Because we are not sure that `tanh` would like gaussian on input. we shift and scale input:

$$
y^{(k)} = \gamma^{(k)} \hat{x}^{(k)} + \beta^{(k)}
$$.

and learn thoese params. But it could learn to disable batch norm by getting:

$$
\gamma^{(k)} = \sqrt{Var[x^{(k)}]}
$$
$$
\beta^{(k)} = E[x^{(k)}]
$$

### Features
- improves gradient flow through the network
- allow higher learning rates
- reduces the strong dependencies on initialization
- act as a form of regularization in a funny way, and slightly reduces the need for dropout, maybe

### Details
- in test time mean/std are fixed and could be estimated during training with running averages - because we want more deterministic function.

# Sanity check of nn
## check the loss function


- for 10 classes, with W init by `mean = 0` and `std = 0.0001` and `reg = 0.0` it should ~ log(10).
- with `reg = 1e3` it should going up

## try to overfit small pease data
- 20 examples, 10 labels
- turn off regularization `reg = 0`
- use vanilla `sgd`
- loss should be near `0`. and `100%` accuracy

## Hyper parameter optimization
- tune  learning rate
  - sometime cost decrease slowly but in contrast accuraccy step much quicker.

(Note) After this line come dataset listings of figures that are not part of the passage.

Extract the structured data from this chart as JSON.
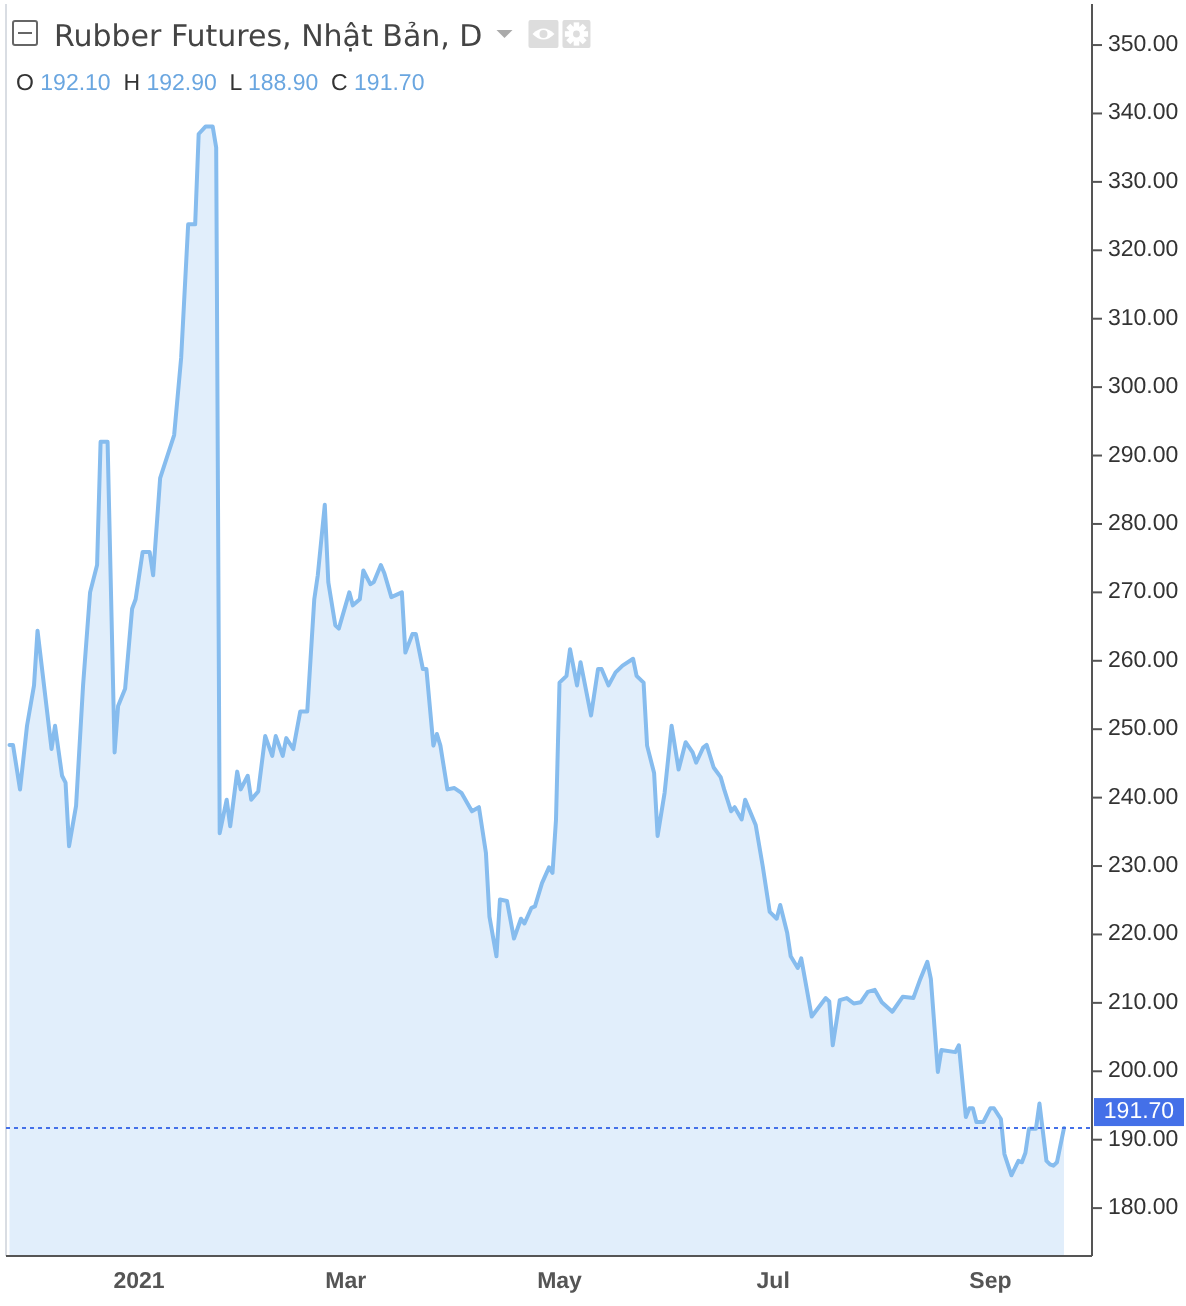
{
  "chart_data": {
    "type": "area",
    "title": "Rubber Futures, Nhật Bản, D",
    "annotations": [
      "O 192.10 H 192.90 L 188.90 C 191.70"
    ],
    "color": "#86bcee",
    "x": [
      "2020-11-25",
      "2020-11-26",
      "2020-11-28",
      "2020-11-30",
      "2020-12-02",
      "2020-12-03",
      "2020-12-07",
      "2020-12-08",
      "2020-12-10",
      "2020-12-11",
      "2020-12-12",
      "2020-12-14",
      "2020-12-16",
      "2020-12-18",
      "2020-12-20",
      "2020-12-21",
      "2020-12-23",
      "2020-12-25",
      "2020-12-26",
      "2020-12-28",
      "2020-12-30",
      "2020-12-31",
      "2021-01-02",
      "2021-01-04",
      "2021-01-05",
      "2021-01-07",
      "2021-01-11",
      "2021-01-13",
      "2021-01-15",
      "2021-01-17",
      "2021-01-18",
      "2021-01-20",
      "2021-01-22",
      "2021-01-23",
      "2021-01-24",
      "2021-01-26",
      "2021-01-27",
      "2021-01-29",
      "2021-01-30",
      "2021-02-01",
      "2021-02-02",
      "2021-02-04",
      "2021-02-06",
      "2021-02-08",
      "2021-02-09",
      "2021-02-11",
      "2021-02-12",
      "2021-02-14",
      "2021-02-16",
      "2021-02-18",
      "2021-02-20",
      "2021-02-21",
      "2021-02-23",
      "2021-02-24",
      "2021-02-26",
      "2021-02-27",
      "2021-03-02",
      "2021-03-03",
      "2021-03-05",
      "2021-03-06",
      "2021-03-08",
      "2021-03-09",
      "2021-03-11",
      "2021-03-12",
      "2021-03-14",
      "2021-03-17",
      "2021-03-18",
      "2021-03-20",
      "2021-03-21",
      "2021-03-23",
      "2021-03-24",
      "2021-03-26",
      "2021-03-27",
      "2021-03-28",
      "2021-03-30",
      "2021-04-01",
      "2021-04-03",
      "2021-04-06",
      "2021-04-08",
      "2021-04-10",
      "2021-04-11",
      "2021-04-13",
      "2021-04-14",
      "2021-04-16",
      "2021-04-18",
      "2021-04-20",
      "2021-04-21",
      "2021-04-23",
      "2021-04-24",
      "2021-04-26",
      "2021-04-28",
      "2021-04-29",
      "2021-04-30",
      "2021-05-01",
      "2021-05-03",
      "2021-05-04",
      "2021-05-06",
      "2021-05-07",
      "2021-05-10",
      "2021-05-12",
      "2021-05-13",
      "2021-05-15",
      "2021-05-17",
      "2021-05-19",
      "2021-05-22",
      "2021-05-23",
      "2021-05-25",
      "2021-05-26",
      "2021-05-28",
      "2021-05-29",
      "2021-05-31",
      "2021-06-02",
      "2021-06-04",
      "2021-06-06",
      "2021-06-08",
      "2021-06-09",
      "2021-06-11",
      "2021-06-12",
      "2021-06-14",
      "2021-06-16",
      "2021-06-17",
      "2021-06-19",
      "2021-06-20",
      "2021-06-22",
      "2021-06-23",
      "2021-06-26",
      "2021-06-28",
      "2021-06-30",
      "2021-07-02",
      "2021-07-03",
      "2021-07-05",
      "2021-07-06",
      "2021-07-08",
      "2021-07-09",
      "2021-07-12",
      "2021-07-16",
      "2021-07-17",
      "2021-07-18",
      "2021-07-20",
      "2021-07-22",
      "2021-07-24",
      "2021-07-26",
      "2021-07-28",
      "2021-07-30",
      "2021-08-01",
      "2021-08-04",
      "2021-08-07",
      "2021-08-10",
      "2021-08-12",
      "2021-08-14",
      "2021-08-15",
      "2021-08-17",
      "2021-08-18",
      "2021-08-22",
      "2021-08-23",
      "2021-08-25",
      "2021-08-26",
      "2021-08-27",
      "2021-08-28",
      "2021-08-30",
      "2021-09-01",
      "2021-09-02",
      "2021-09-04",
      "2021-09-05",
      "2021-09-07",
      "2021-09-09",
      "2021-09-10",
      "2021-09-11",
      "2021-09-12",
      "2021-09-14",
      "2021-09-15",
      "2021-09-17",
      "2021-09-18",
      "2021-09-19",
      "2021-09-20",
      "2021-09-22"
    ],
    "values": [
      247.7,
      247.7,
      241.2,
      250.5,
      256.4,
      264.4,
      247.1,
      250.5,
      243.2,
      242.2,
      232.9,
      238.8,
      256.4,
      270,
      274,
      292,
      292,
      246.6,
      253.4,
      255.9,
      267.6,
      269,
      275.9,
      275.9,
      272.5,
      286.7,
      293,
      304.3,
      323.8,
      323.8,
      337,
      338.1,
      338.1,
      335,
      234.8,
      239.7,
      235.8,
      243.8,
      241.2,
      243.2,
      239.7,
      240.9,
      249,
      246.1,
      249,
      246.1,
      248.7,
      247.1,
      252.6,
      252.6,
      269,
      272.5,
      282.8,
      271.5,
      265.2,
      264.7,
      270,
      268.1,
      269,
      273.2,
      271.2,
      271.5,
      274,
      272.8,
      269.3,
      270,
      261.2,
      263.9,
      263.9,
      258.8,
      258.8,
      247.6,
      249.3,
      247.6,
      241.2,
      241.4,
      240.7,
      238,
      238.6,
      231.9,
      222.6,
      216.8,
      225.1,
      224.9,
      219.4,
      222.3,
      221.6,
      223.9,
      224.1,
      227.5,
      229.8,
      229,
      236.8,
      256.8,
      257.8,
      261.7,
      256.4,
      259.8,
      252,
      258.8,
      258.8,
      256.4,
      258.3,
      259.3,
      260.3,
      257.8,
      256.8,
      247.6,
      243.6,
      234.4,
      240.7,
      250.5,
      244.1,
      248.1,
      246.6,
      245.1,
      247.3,
      247.7,
      244.4,
      243,
      241.2,
      238,
      238.6,
      236.8,
      239.7,
      236,
      230,
      223.3,
      222.3,
      224.3,
      220.2,
      216.8,
      215.1,
      216.5,
      208,
      210.7,
      210.2,
      203.8,
      210.4,
      210.7,
      209.9,
      210.1,
      211.6,
      211.9,
      210.1,
      208.7,
      210.9,
      210.7,
      213.5,
      216,
      213.5,
      199.9,
      203.1,
      202.8,
      203.8,
      193.3,
      194.6,
      194.6,
      192.6,
      192.6,
      194.6,
      194.6,
      193,
      187.9,
      184.8,
      186.9,
      186.7,
      188.1,
      191.6,
      191.6,
      195.3,
      186.9,
      186.4,
      186.2,
      186.7,
      191.7
    ],
    "xlim": [
      "2020-11-24",
      "2021-09-30"
    ],
    "xticks": [
      {
        "value": "2021-01-01",
        "label": "2021"
      },
      {
        "value": "2021-03-01",
        "label": "Mar"
      },
      {
        "value": "2021-05-01",
        "label": "May"
      },
      {
        "value": "2021-07-01",
        "label": "Jul"
      },
      {
        "value": "2021-09-01",
        "label": "Sep"
      }
    ],
    "ylim": [
      173,
      356
    ],
    "yticks": [
      {
        "value": 180,
        "label": "180.00"
      },
      {
        "value": 190,
        "label": "190.00"
      },
      {
        "value": 200,
        "label": "200.00"
      },
      {
        "value": 210,
        "label": "210.00"
      },
      {
        "value": 220,
        "label": "220.00"
      },
      {
        "value": 230,
        "label": "230.00"
      },
      {
        "value": 240,
        "label": "240.00"
      },
      {
        "value": 250,
        "label": "250.00"
      },
      {
        "value": 260,
        "label": "260.00"
      },
      {
        "value": 270,
        "label": "270.00"
      },
      {
        "value": 280,
        "label": "280.00"
      },
      {
        "value": 290,
        "label": "290.00"
      },
      {
        "value": 300,
        "label": "300.00"
      },
      {
        "value": 310,
        "label": "310.00"
      },
      {
        "value": 320,
        "label": "320.00"
      },
      {
        "value": 330,
        "label": "330.00"
      },
      {
        "value": 340,
        "label": "340.00"
      },
      {
        "value": 350,
        "label": "350.00"
      }
    ],
    "ref_lines": [
      {
        "axis": "y",
        "value": 191.7,
        "label": "191.70",
        "color": "#4470e8",
        "line_style": "dotted"
      }
    ]
  }
}
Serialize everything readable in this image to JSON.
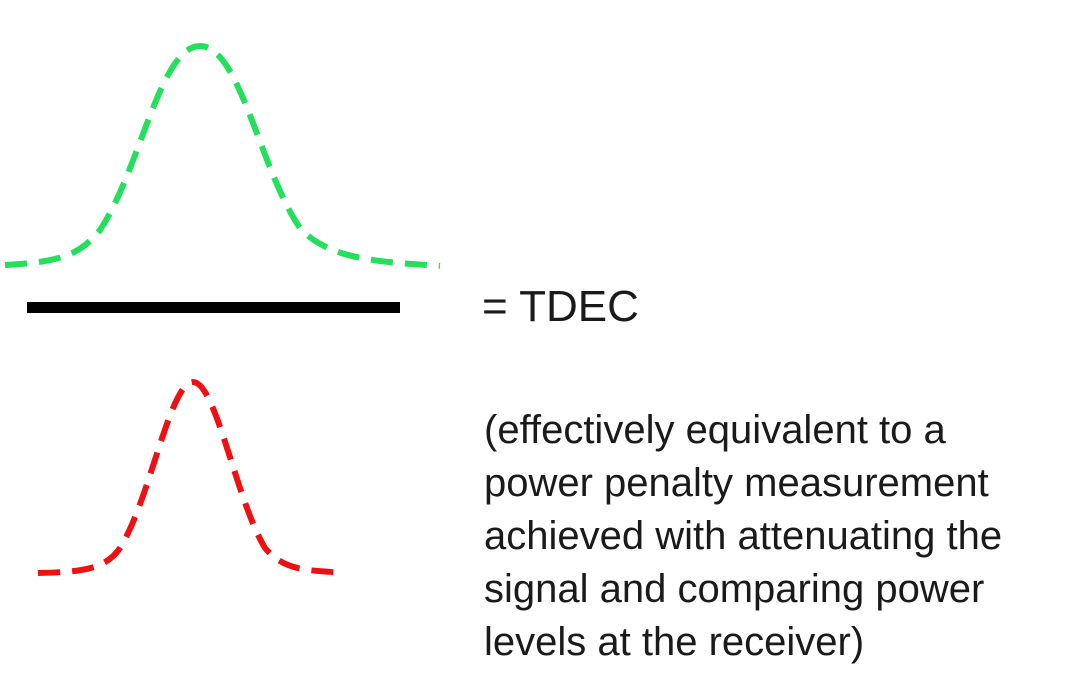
{
  "equation_label": "= TDEC",
  "note_lines": [
    "(effectively equivalent to a",
    "power penalty measurement",
    "achieved with attenuating the",
    "signal and comparing power",
    "levels at the receiver)"
  ],
  "colors": {
    "numerator_curve": "#22e05a",
    "denominator_curve": "#ee1111",
    "fraction_bar": "#000000"
  }
}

The reason that accuracy just takes into account bigger score, but accuracy (in softmax) works with all scores, so they could be near each other but we already have right leaders
- coarse -> fine
- grid search -> random layout
  - because usually one parameter is better than others so when we use grid search we just get much less data samples on the most significant parameter then if we randomize input a little bit
  
## Visualize process
- for example visulize all loss functions on cluster
  - https://lossfunctions.tumblr.com/ loss function could tell a lot
- accuracy
- different between parameters and scale of your update of those parameters 
  - it should be about 1e-3. (`dW * learning rate / W`)